I'm a long time civ 4 player, and I really loved the terra maps and played them a whole bunch in the previous incarnation. However, no matter how hard I try, it doesn't seem as fulfilling playing terra maps with this version. I was using large size, epic speed, as that seemed a good pairing of landmass and advancement. However, after watching a few games where war mongers would take over the whole world and basically run away with the game, I decided to try it on large map size, standard speed. That way if someone loses their army in a war they won't be steamrolled by all the other civs who notice their low power score as easily.
There are a few problems I have with the terra map and how the AI plays it. First is that many AI's play with small empires for a very long time. The old world is not even close to being filled up until the industrial era on a few games where I played that far. It would seem to me that the AI likes to play small empires most of the time regardless of the mapsize so they can get many social polices.

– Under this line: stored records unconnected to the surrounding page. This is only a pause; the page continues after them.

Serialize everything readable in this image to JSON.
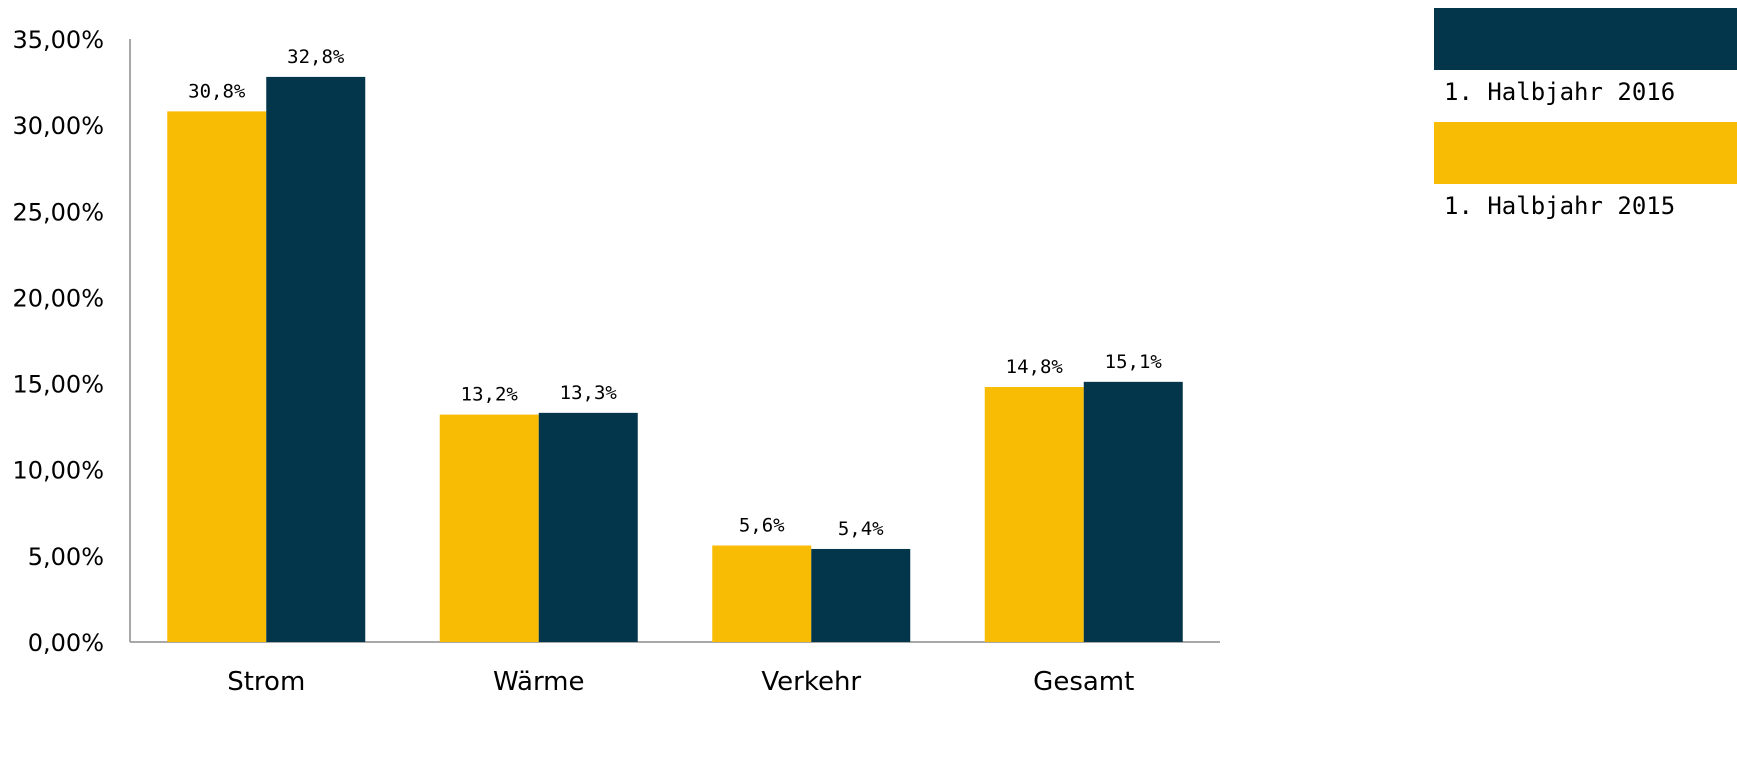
{
  "chart_data": {
    "type": "bar",
    "categories": [
      "Strom",
      "Wärme",
      "Verkehr",
      "Gesamt"
    ],
    "series": [
      {
        "name": "1. Halbjahr 2015",
        "values": [
          30.8,
          13.2,
          5.6,
          14.8
        ],
        "labels": [
          "30,8%",
          "13,2%",
          "5,6%",
          "14,8%"
        ],
        "color": "#F8BC05"
      },
      {
        "name": "1. Halbjahr 2016",
        "values": [
          32.8,
          13.3,
          5.4,
          15.1
        ],
        "labels": [
          "32,8%",
          "13,3%",
          "5,4%",
          "15,1%"
        ],
        "color": "#03364B"
      }
    ],
    "ylim": [
      0,
      35
    ],
    "yticks": [
      0,
      5,
      10,
      15,
      20,
      25,
      30,
      35
    ],
    "ytick_labels": [
      "0,00%",
      "5,00%",
      "10,00%",
      "15,00%",
      "20,00%",
      "25,00%",
      "30,00%",
      "35,00%"
    ],
    "legend_position": "top-right",
    "legend_order": [
      "1. Halbjahr 2016",
      "1. Halbjahr 2015"
    ],
    "grid": false
  }
}
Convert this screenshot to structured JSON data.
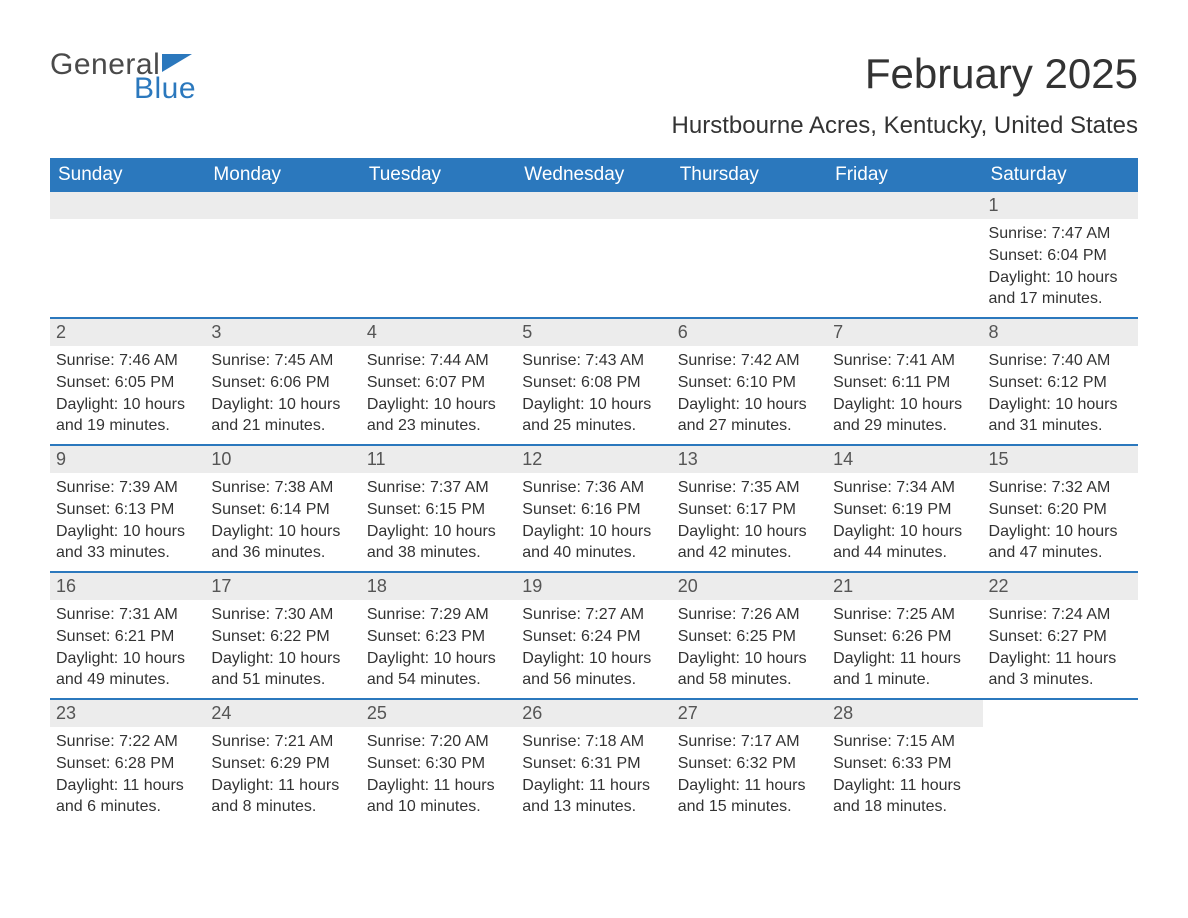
{
  "logo": {
    "text1": "General",
    "text2": "Blue",
    "icon_color": "#2b78bd"
  },
  "title": "February 2025",
  "subtitle": "Hurstbourne Acres, Kentucky, United States",
  "colors": {
    "header_bg": "#2b78bd",
    "header_text": "#ffffff",
    "daynum_bg": "#ececec",
    "daynum_text": "#555555",
    "body_text": "#333333",
    "page_bg": "#ffffff"
  },
  "weekdays": [
    "Sunday",
    "Monday",
    "Tuesday",
    "Wednesday",
    "Thursday",
    "Friday",
    "Saturday"
  ],
  "weeks": [
    [
      null,
      null,
      null,
      null,
      null,
      null,
      {
        "n": "1",
        "sunrise": "Sunrise: 7:47 AM",
        "sunset": "Sunset: 6:04 PM",
        "daylight": "Daylight: 10 hours and 17 minutes."
      }
    ],
    [
      {
        "n": "2",
        "sunrise": "Sunrise: 7:46 AM",
        "sunset": "Sunset: 6:05 PM",
        "daylight": "Daylight: 10 hours and 19 minutes."
      },
      {
        "n": "3",
        "sunrise": "Sunrise: 7:45 AM",
        "sunset": "Sunset: 6:06 PM",
        "daylight": "Daylight: 10 hours and 21 minutes."
      },
      {
        "n": "4",
        "sunrise": "Sunrise: 7:44 AM",
        "sunset": "Sunset: 6:07 PM",
        "daylight": "Daylight: 10 hours and 23 minutes."
      },
      {
        "n": "5",
        "sunrise": "Sunrise: 7:43 AM",
        "sunset": "Sunset: 6:08 PM",
        "daylight": "Daylight: 10 hours and 25 minutes."
      },
      {
        "n": "6",
        "sunrise": "Sunrise: 7:42 AM",
        "sunset": "Sunset: 6:10 PM",
        "daylight": "Daylight: 10 hours and 27 minutes."
      },
      {
        "n": "7",
        "sunrise": "Sunrise: 7:41 AM",
        "sunset": "Sunset: 6:11 PM",
        "daylight": "Daylight: 10 hours and 29 minutes."
      },
      {
        "n": "8",
        "sunrise": "Sunrise: 7:40 AM",
        "sunset": "Sunset: 6:12 PM",
        "daylight": "Daylight: 10 hours and 31 minutes."
      }
    ],
    [
      {
        "n": "9",
        "sunrise": "Sunrise: 7:39 AM",
        "sunset": "Sunset: 6:13 PM",
        "daylight": "Daylight: 10 hours and 33 minutes."
      },
      {
        "n": "10",
        "sunrise": "Sunrise: 7:38 AM",
        "sunset": "Sunset: 6:14 PM",
        "daylight": "Daylight: 10 hours and 36 minutes."
      },
      {
        "n": "11",
        "sunrise": "Sunrise: 7:37 AM",
        "sunset": "Sunset: 6:15 PM",
        "daylight": "Daylight: 10 hours and 38 minutes."
      },
      {
        "n": "12",
        "sunrise": "Sunrise: 7:36 AM",
        "sunset": "Sunset: 6:16 PM",
        "daylight": "Daylight: 10 hours and 40 minutes."
      },
      {
        "n": "13",
        "sunrise": "Sunrise: 7:35 AM",
        "sunset": "Sunset: 6:17 PM",
        "daylight": "Daylight: 10 hours and 42 minutes."
      },
      {
        "n": "14",
        "sunrise": "Sunrise: 7:34 AM",
        "sunset": "Sunset: 6:19 PM",
        "daylight": "Daylight: 10 hours and 44 minutes."
      },
      {
        "n": "15",
        "sunrise": "Sunrise: 7:32 AM",
        "sunset": "Sunset: 6:20 PM",
        "daylight": "Daylight: 10 hours and 47 minutes."
      }
    ],
    [
      {
        "n": "16",
        "sunrise": "Sunrise: 7:31 AM",
        "sunset": "Sunset: 6:21 PM",
        "daylight": "Daylight: 10 hours and 49 minutes."
      },
      {
        "n": "17",
        "sunrise": "Sunrise: 7:30 AM",
        "sunset": "Sunset: 6:22 PM",
        "daylight": "Daylight: 10 hours and 51 minutes."
      },
      {
        "n": "18",
        "sunrise": "Sunrise: 7:29 AM",
        "sunset": "Sunset: 6:23 PM",
        "daylight": "Daylight: 10 hours and 54 minutes."
      },
      {
        "n": "19",
        "sunrise": "Sunrise: 7:27 AM",
        "sunset": "Sunset: 6:24 PM",
        "daylight": "Daylight: 10 hours and 56 minutes."
      },
      {
        "n": "20",
        "sunrise": "Sunrise: 7:26 AM",
        "sunset": "Sunset: 6:25 PM",
        "daylight": "Daylight: 10 hours and 58 minutes."
      },
      {
        "n": "21",
        "sunrise": "Sunrise: 7:25 AM",
        "sunset": "Sunset: 6:26 PM",
        "daylight": "Daylight: 11 hours and 1 minute."
      },
      {
        "n": "22",
        "sunrise": "Sunrise: 7:24 AM",
        "sunset": "Sunset: 6:27 PM",
        "daylight": "Daylight: 11 hours and 3 minutes."
      }
    ],
    [
      {
        "n": "23",
        "sunrise": "Sunrise: 7:22 AM",
        "sunset": "Sunset: 6:28 PM",
        "daylight": "Daylight: 11 hours and 6 minutes."
      },
      {
        "n": "24",
        "sunrise": "Sunrise: 7:21 AM",
        "sunset": "Sunset: 6:29 PM",
        "daylight": "Daylight: 11 hours and 8 minutes."
      },
      {
        "n": "25",
        "sunrise": "Sunrise: 7:20 AM",
        "sunset": "Sunset: 6:30 PM",
        "daylight": "Daylight: 11 hours and 10 minutes."
      },
      {
        "n": "26",
        "sunrise": "Sunrise: 7:18 AM",
        "sunset": "Sunset: 6:31 PM",
        "daylight": "Daylight: 11 hours and 13 minutes."
      },
      {
        "n": "27",
        "sunrise": "Sunrise: 7:17 AM",
        "sunset": "Sunset: 6:32 PM",
        "daylight": "Daylight: 11 hours and 15 minutes."
      },
      {
        "n": "28",
        "sunrise": "Sunrise: 7:15 AM",
        "sunset": "Sunset: 6:33 PM",
        "daylight": "Daylight: 11 hours and 18 minutes."
      },
      null
    ]
  ]
}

In Civ 4 the old world would be pretty much filled up with cities often by the middle of the game just when optics and astronomy were being pursued.
The second problem is there are a lot of barbarians in the new world, and the cost to your empire in safeguarding them from barbarians and the hit to your social policy advancement is pretty steep. Given the low growth and build rate of cities, any city founded in the new world is going to take forever to get all of the buildings set up to make it viable.
It would seem the AI likes to run settlers halfway across the map sometimes to try and nab a different region's luxury resource. This happened sometimes in Civ 4, but not too often as the borders expanded a lot quicker in that game so territories could be well established pretty easily. On one game I started up, Bismark was about 20 hexes from my capitol. I had horse, silver and gem in my capitol for resources. My borders expanded first to the horse and was working on the silver in the next 15 turns. Just when my first settler is almost done all of the sudden Bismark plops his 2nd city right next to my two lux resources, nabbing them before I could get them (sure I could have bought the tiles I suppose). I didn't feel like a warrior rush on him though so I just rolled the dice again on a different game.
After about a week I think I finally got the hang of the diplomacy and not to crowd my neighbor with cities unless I plan on having some wars. It seems that even if you have been friendly with a civ for a very long time as soon as you two share a border all deals fall through and soon threats and war are soon to follow no matter who the leader is (Ghandi?? really?).
In short, it plays a lot less than a world builder and a lot more like a war game, which is okay I guess. I just miss having allies that I could develop good relations with without having them stab me in the back as soon as our cities start getting too close. Its far too easy to just steamroll the old world with an army than it is to worry about setting up new colonies, and of the few times I have fully explored the new world there are maybe 2-3 good sites that have luxury resources I lack and the rest is just filler to boost your econ and slow down your social agendas.
Just a rant about the script, any other Terra map players feel the same of different?
There are a few problems I have with the terra map and how the AI plays it. First is that many AI's play with small empires for a very long time. The old world is not even close to being filled up until the industrial era on a few games where I played that far. It would seem to me that the AI likes to play small empires most of the time regardless of the mapsize so they can get many social polices. In Civ 4 the old world would be pretty much filled up with cities often by the middle of the game just when optics and astronomy were being pursued.
The second problem is there are a lot of barbarians in the new world, and the cost to your empire in safeguarding them from barbarians and the hit to your social policy advancement is pretty steep. Given the low growth and build rate of cities, any city founded in the new world is going to take forever to get all of the buildings set up to make it viable.
It would seem the AI likes to run settlers halfway across the map sometimes to try and nab a different region's luxury resource. This happened sometimes in Civ 4, but not too often as the borders expanded a lot quicker in that game so territories could be well established pretty easily. On one game I started up, Bismark was about 20 hexes from my capitol. I had horse, silver and gem in my capitol for resources. My borders expanded first to the horse and was working on the silver in the next 15 turns. Just when my first settler is almost done all of the sudden Bismark plops his 2nd city right next to my two lux resources, nabbing them before I could get them (sure I could have bought the tiles I suppose). I didn't feel like a warrior rush on him though so I just rolled the dice again on a different game.
After about a week I think I finally got the hang of the diplomacy and not to crowd my neighbor with cities unless I plan on having some wars. It seems that even if you have been friendly with a civ for a very long time as soon as you two share a border all deals fall through and soon threats and war are soon to follow no matter who the leader is (Ghandi?? really?).
In short, it plays a lot less than a world builder and a lot more like a war game, which is okay I guess. I just miss having allies that I could develop good relations with without having them stab me in the back as soon as our cities start getting too close. Its far too easy to just steamroll the old world with an army than it is to worry about setting up new colonies, and of the few times I have fully explored the new world there are maybe 2-3 good sites that have luxury resources I lack and the rest is just filler to boost your econ and slow down your social agendas.
Just a rant about the script, any other Terra map players feel the same of different?